Written reports: due most Fridays
Final project oral report: Tuesday, Dec. 09 and Thursday, Dec. 11 (in lecture)
Final project - written report: Thursday, Dec. 18

Required materials

There is no required textbook in this seminar.

A recommended textbook is available online free of charge:

Jurafsky, Dan and James H. Martin (2008) Speech and Language Processing. 2nd ed. The 3rd edition is available online (https://web.stanford.edu/~jurafsky/slp3/

Links to an external site.).

Additional books and publications recommended for course reference materials are supplied in class.

No software purchases are required; the course uses free open source software (Python and GitHub).
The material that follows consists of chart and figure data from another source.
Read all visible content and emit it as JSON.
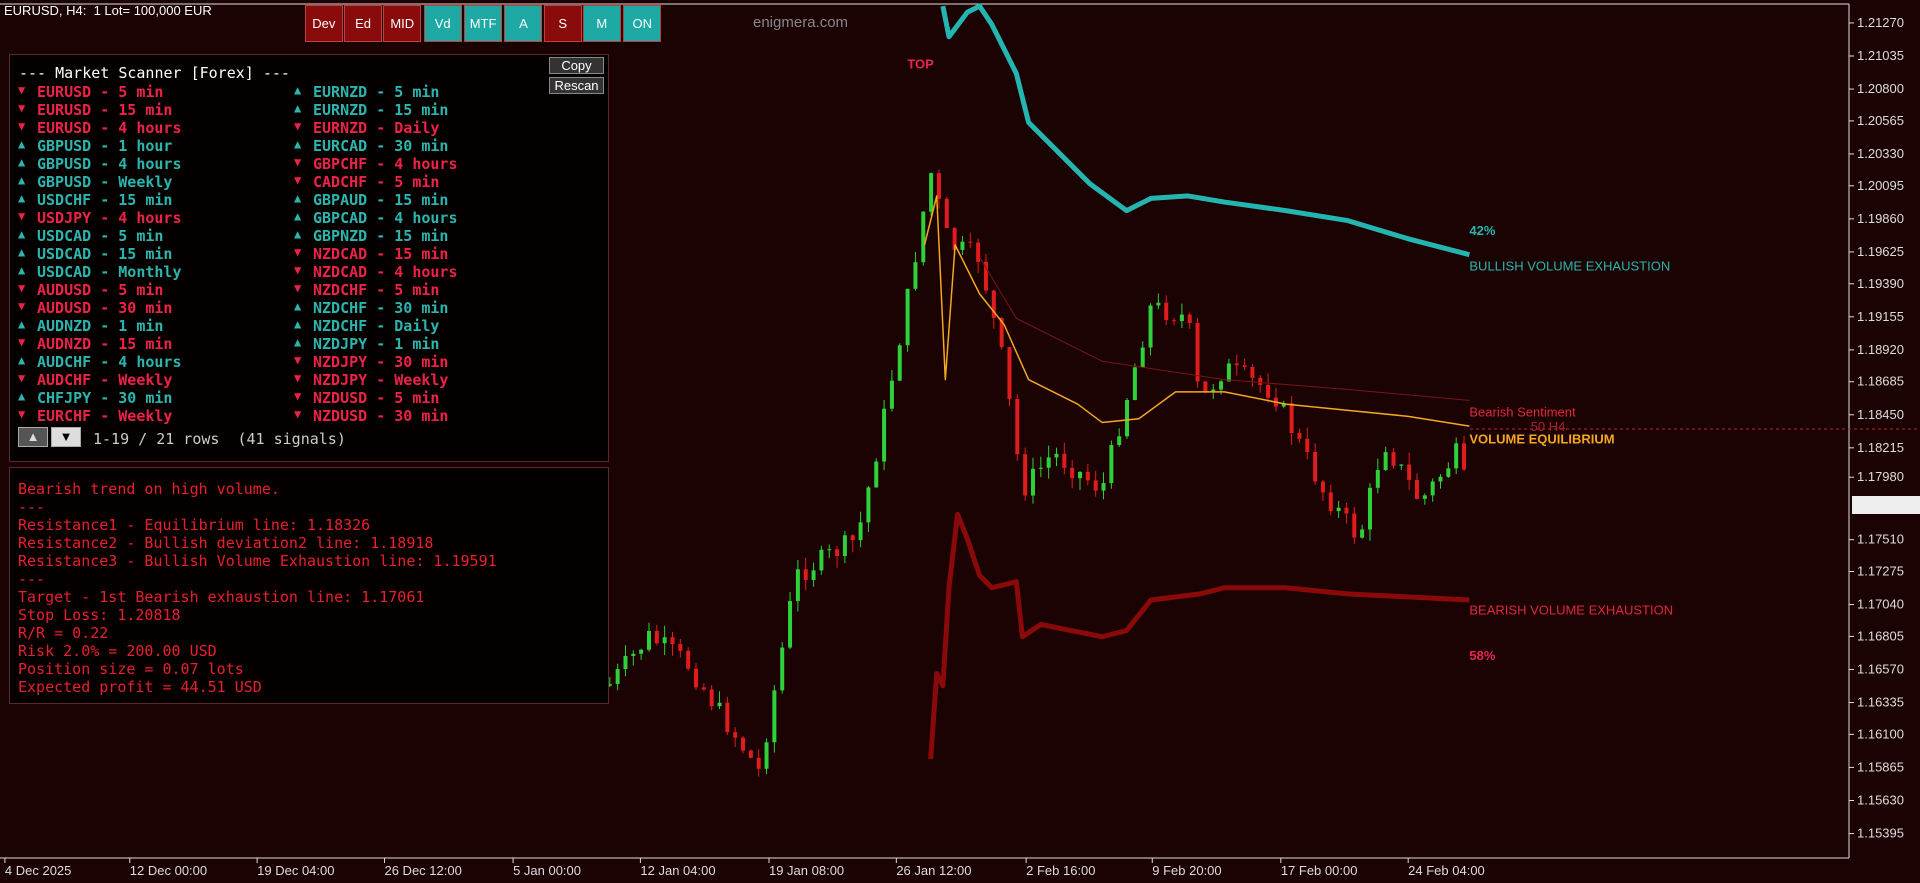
{
  "header": {
    "symbol": "EURUSD, H4:  1 Lot= 100,000 EUR",
    "watermark": "enigmera.com"
  },
  "toolbar": [
    {
      "label": "Dev",
      "color": "#8a0b0b"
    },
    {
      "label": "Ed",
      "color": "#8a0b0b"
    },
    {
      "label": "MID",
      "color": "#8a0b0b"
    },
    {
      "label": "Vd",
      "color": "#1ea9a4"
    },
    {
      "label": "MTF",
      "color": "#1ea9a4"
    },
    {
      "label": "A",
      "color": "#1ea9a4"
    },
    {
      "label": "S",
      "color": "#8a0b0b"
    },
    {
      "label": "M",
      "color": "#1ea9a4"
    },
    {
      "label": "ON",
      "color": "#1ea9a4"
    }
  ],
  "scanner": {
    "title": "--- Market Scanner [Forex] ---",
    "buttons": [
      "Copy",
      "Rescan"
    ],
    "columns": [
      [
        {
          "arrow": "▼",
          "text": "EURUSD - 5 min",
          "color": "#ec2346"
        },
        {
          "arrow": "▼",
          "text": "EURUSD - 15 min",
          "color": "#ec2346"
        },
        {
          "arrow": "▼",
          "text": "EURUSD - 4 hours",
          "color": "#ec2346"
        },
        {
          "arrow": "▲",
          "text": "GBPUSD - 1 hour",
          "color": "#2bb5ae"
        },
        {
          "arrow": "▲",
          "text": "GBPUSD - 4 hours",
          "color": "#2bb5ae"
        },
        {
          "arrow": "▲",
          "text": "GBPUSD - Weekly",
          "color": "#2bb5ae"
        },
        {
          "arrow": "▲",
          "text": "USDCHF - 15 min",
          "color": "#2bb5ae"
        },
        {
          "arrow": "▼",
          "text": "USDJPY - 4 hours",
          "color": "#ec2346"
        },
        {
          "arrow": "▲",
          "text": "USDCAD - 5 min",
          "color": "#2bb5ae"
        },
        {
          "arrow": "▲",
          "text": "USDCAD - 15 min",
          "color": "#2bb5ae"
        },
        {
          "arrow": "▲",
          "text": "USDCAD - Monthly",
          "color": "#2bb5ae"
        },
        {
          "arrow": "▼",
          "text": "AUDUSD - 5 min",
          "color": "#ec2346"
        },
        {
          "arrow": "▼",
          "text": "AUDUSD - 30 min",
          "color": "#ec2346"
        },
        {
          "arrow": "▲",
          "text": "AUDNZD - 1 min",
          "color": "#2bb5ae"
        },
        {
          "arrow": "▼",
          "text": "AUDNZD - 15 min",
          "color": "#ec2346"
        },
        {
          "arrow": "▲",
          "text": "AUDCHF - 4 hours",
          "color": "#2bb5ae"
        },
        {
          "arrow": "▼",
          "text": "AUDCHF - Weekly",
          "color": "#ec2346"
        },
        {
          "arrow": "▲",
          "text": "CHFJPY - 30 min",
          "color": "#2bb5ae"
        },
        {
          "arrow": "▼",
          "text": "EURCHF - Weekly",
          "color": "#ec2346"
        }
      ],
      [
        {
          "arrow": "▲",
          "text": "EURNZD - 5 min",
          "color": "#2bb5ae"
        },
        {
          "arrow": "▲",
          "text": "EURNZD - 15 min",
          "color": "#2bb5ae"
        },
        {
          "arrow": "▼",
          "text": "EURNZD - Daily",
          "color": "#ec2346"
        },
        {
          "arrow": "▲",
          "text": "EURCAD - 30 min",
          "color": "#2bb5ae"
        },
        {
          "arrow": "▼",
          "text": "GBPCHF - 4 hours",
          "color": "#ec2346"
        },
        {
          "arrow": "▼",
          "text": "CADCHF - 5 min",
          "color": "#ec2346"
        },
        {
          "arrow": "▲",
          "text": "GBPAUD - 15 min",
          "color": "#2bb5ae"
        },
        {
          "arrow": "▲",
          "text": "GBPCAD - 4 hours",
          "color": "#2bb5ae"
        },
        {
          "arrow": "▲",
          "text": "GBPNZD - 15 min",
          "color": "#2bb5ae"
        },
        {
          "arrow": "▼",
          "text": "NZDCAD - 15 min",
          "color": "#ec2346"
        },
        {
          "arrow": "▼",
          "text": "NZDCAD - 4 hours",
          "color": "#ec2346"
        },
        {
          "arrow": "▼",
          "text": "NZDCHF - 5 min",
          "color": "#ec2346"
        },
        {
          "arrow": "▲",
          "text": "NZDCHF - 30 min",
          "color": "#2bb5ae"
        },
        {
          "arrow": "▲",
          "text": "NZDCHF - Daily",
          "color": "#2bb5ae"
        },
        {
          "arrow": "▲",
          "text": "NZDJPY - 1 min",
          "color": "#2bb5ae"
        },
        {
          "arrow": "▼",
          "text": "NZDJPY - 30 min",
          "color": "#ec2346"
        },
        {
          "arrow": "▼",
          "text": "NZDJPY - Weekly",
          "color": "#ec2346"
        },
        {
          "arrow": "▼",
          "text": "NZDUSD - 5 min",
          "color": "#ec2346"
        },
        {
          "arrow": "▼",
          "text": "NZDUSD - 30 min",
          "color": "#ec2346"
        }
      ]
    ],
    "pager": [
      "▲",
      "▼"
    ],
    "status": "1-19 / 21 rows  (41 signals)"
  },
  "info_panel": {
    "lines": [
      "Bearish trend on high volume.",
      "---",
      "Resistance1 - Equilibrium line: 1.18326",
      "Resistance2 - Bullish deviation2 line: 1.18918",
      "Resistance3 - Bullish Volume Exhaustion line: 1.19591",
      "---",
      "Target - 1st Bearish exhaustion line: 1.17061",
      "Stop Loss: 1.20818",
      "R/R = 0.22",
      "Risk 2.0% = 200.00 USD",
      "Position size = 0.07 lots",
      "Expected profit = 44.51 USD"
    ]
  },
  "chart": {
    "annotations": [
      {
        "text": "TOP",
        "color": "#e8274e"
      },
      {
        "text": "42%",
        "color": "#2bb5ae"
      },
      {
        "text": "BULLISH VOLUME EXHAUSTION",
        "color": "#2bb5ae"
      },
      {
        "text": "Bearish Sentiment",
        "color": "#e0283c"
      },
      {
        "text": "50 H4",
        "color": "#b0202c"
      },
      {
        "text": "VOLUME EQUILIBRIUM",
        "color": "#f5a623"
      },
      {
        "text": "BEARISH VOLUME EXHAUSTION",
        "color": "#e0283c"
      },
      {
        "text": "58%",
        "color": "#e8274e"
      }
    ],
    "price_axis": [
      "1.21270",
      "1.21035",
      "1.20800",
      "1.20565",
      "1.20330",
      "1.20095",
      "1.19860",
      "1.19625",
      "1.19390",
      "1.19155",
      "1.18920",
      "1.18685",
      "1.18450",
      "1.18215",
      "1.17980",
      "1.17510",
      "1.17275",
      "1.17040",
      "1.16805",
      "1.16570",
      "1.16335",
      "1.16100",
      "1.15865",
      "1.15630",
      "1.15395"
    ],
    "time_axis": [
      "4 Dec 2025",
      "12 Dec 00:00",
      "19 Dec 04:00",
      "26 Dec 12:00",
      "5 Jan 00:00",
      "12 Jan 04:00",
      "19 Jan 08:00",
      "26 Jan 12:00",
      "2 Feb 16:00",
      "9 Feb 20:00",
      "17 Feb 00:00",
      "24 Feb 04:00"
    ]
  }
}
Students are expected to supply a personal working laptop computer with permissions to install and use the course software.

Relevant Literature

Knowledge Graph and Ontology

Barrasa, Jesus and Jim Webber (2023) Building Knowledge Graphs. O’Reilly Media, Inc.
Jakus, Grega, and Veljko Milutinović, Sanida Omerović, Sašo Tomažič (2013) Concepts, Ontologies, and Knowledge Representation. Springer New York, NY.
Staab, Steffen, and Rudi Studer (2009) Handbook on Ontologies. Springer Berlin, Heidelberg
Keet, C. Maria (2020) An Introduction to Ontology Engineering.
Tutorial: Build a Knowledge Graph using NLP and Ontologies

Large Language Model

Wolfram, Steven (2023) What Is ChatGPT Doing … and Why Does It Work?
Pan, Shirui and Linhao Luo, Yufei Wang, Chen Chen, Jiapu Wang, Xindong Wu (2023) Unifying Large Language Models and Knowledge Graphs: A Roadmap.
Radford, Alec, and Karthik Narasimhan, Tim Salimans, Ilya Sutskever (2019) Improving Language Understanding by Generative Pre-Training
Floridi, Luciano and Massimo Chiriatti (2020) GPT-3: Its Nature, Scope, Limits, and Consequences. In Minds and Machines, 30:681–694
Thoppilan R. et al. (2022) LaMDA: Language Models for Dialog Applications. Neo4j tutorial.

Natural Language Processing

Jurafsky, Dan and James H. Martin (2008) Speech and Language Processing. 2nd ed. The 3rd edition 2023 (or later) is available online (https://web.stanford.edu/~jurafsky/slp3/).

Disclaimer

This syllabus is subject to change and likely will change. All important changes will be made in writing, with ample time for adjustment.